We still use a lot of therapies in children that don’t work — or may even be harmful
We do many things in medicine to patients that are either not helpful or actually have the potential to harm. If you take the long view of medical history, this should not be surprising. After all, less than a century ago physicians were still giving toxic mercury compounds to people in the form of calomel, and a century before that physicians were bleeding people because they thought that was a good thing to do for serious illness. The dawn of scientific medicine in the late 19th century began the process of putting medicine on a scientific basis, that is, of demanding proof a particular therapy actually works — and why. But we still have many, many things we do in medicine that have never been studied rigorously and are done more because of tradition than anything else.

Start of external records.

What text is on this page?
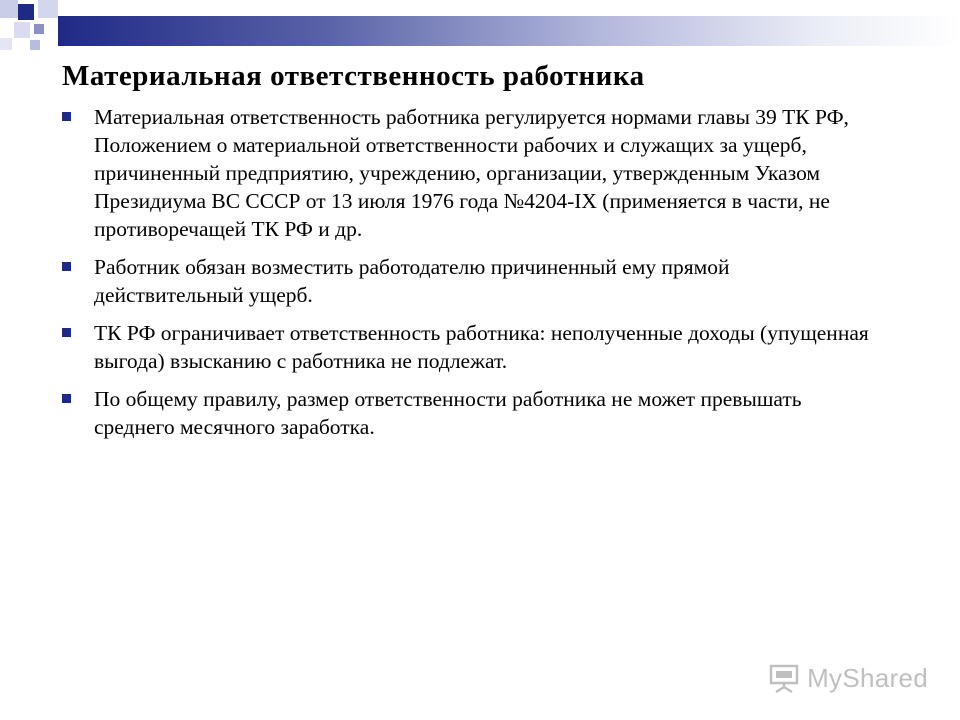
Материальная ответственность работника
Материальная ответственность работника регулируется нормами главы 39 ТК РФ, Положением о материальной ответственности рабочих и служащих за ущерб, причиненный предприятию, учреждению, организации, утвержденным Указом Президиума ВС СССР от 13 июля 1976 года №4204-IX (применяется в части, не противоречащей ТК РФ и др.
Работник обязан возместить работодателю причиненный ему прямой действительный ущерб.
ТК РФ ограничивает ответственность работника: неполученные доходы (упущенная выгода) взысканию с работника не подлежат.
По общему правилу, размер ответственности работника не может превышать среднего месячного заработка.
MyShared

I have been encouraged over the past decade or so to see more and more of the accepted practices, therapies that have never been shown to be helpful, are being questioned. Treatment of respiratory syncytial virus (RSV) infection is a good example of this; we now follow fairly specific guidelines regarding what to do, guidelines which are based upon actual evidence rather than tradition. Traditions die hard, though, and I still see some of my colleagues clinging to the older approach that has been shown not to help. We need to keep the stuff that works and discard that which doesn’t.

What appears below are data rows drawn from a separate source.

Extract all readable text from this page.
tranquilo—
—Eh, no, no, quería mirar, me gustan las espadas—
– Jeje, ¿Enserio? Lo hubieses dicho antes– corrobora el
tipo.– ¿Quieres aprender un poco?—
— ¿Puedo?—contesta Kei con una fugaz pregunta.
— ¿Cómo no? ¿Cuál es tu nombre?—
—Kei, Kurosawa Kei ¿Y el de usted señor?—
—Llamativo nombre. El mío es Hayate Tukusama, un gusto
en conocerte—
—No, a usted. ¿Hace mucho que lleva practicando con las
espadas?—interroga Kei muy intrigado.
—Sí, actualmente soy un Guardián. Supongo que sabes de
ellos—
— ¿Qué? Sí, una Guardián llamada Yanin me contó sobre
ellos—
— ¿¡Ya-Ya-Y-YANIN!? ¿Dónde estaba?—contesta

An interesting recent article asked the fundamental question of how many children receive one of of our regrettably common treatments that not only don’t help, but might cause harm. The authors focused on a 20 of these, such as cough and cold remedies, and analyzed how many children in a database of over 4 million children received one or more dubious therapies during the preceding year. The results showed such unhelpful or even dangerous therapies are still extremely common. Around 10% of all children received such therapies, costing 27 million dollars, a third of which was paid out of pocket by the children’s families.
So what are these therapies? I noted over-the-counter cough and cold remedies above, which have been shown at best not to help and at worst to cause dangerous side effects. Other examples include testing for strep throat in children less than 3 years of age, blood tests for vitamin D deficiency in normal children, sinus x-rays in children with uncomplicated sinus infection, and head CT scans (or other neuroimaging) in a child with simple headaches. You can read the whole list at the reference cited above.
The consensus estimate is that around a third of all medical therapies done in America are at best unhelpful and at worst potentially harmful. We in pediatrics need to do our part to address this problem. A major issue is that our culture is conditioned to regard doing something as better than not doing something. We are primed to think the physician who listens to the parents (or the patient), ponders what to do, and then recommends doing nothing is somehow a poor physician because they “haven’t done anything.” We don’t value the explanation, the thinking, the diagnosis, as an important contribution to a child’s health. The irony here is that physicians are much more highly compensated for doing things and much less for offering advice. So there is a strong compulsion to do something. Also, listening to a parent and pondering takes more time than just prescribing a test or a therapy and physicians are rewarded for throughput, seeing one patient after another quickly. The market incentives are perversely stacked against practicing good medicine. I wish I could say that will change, but I don’t see any hopeful signs that it will.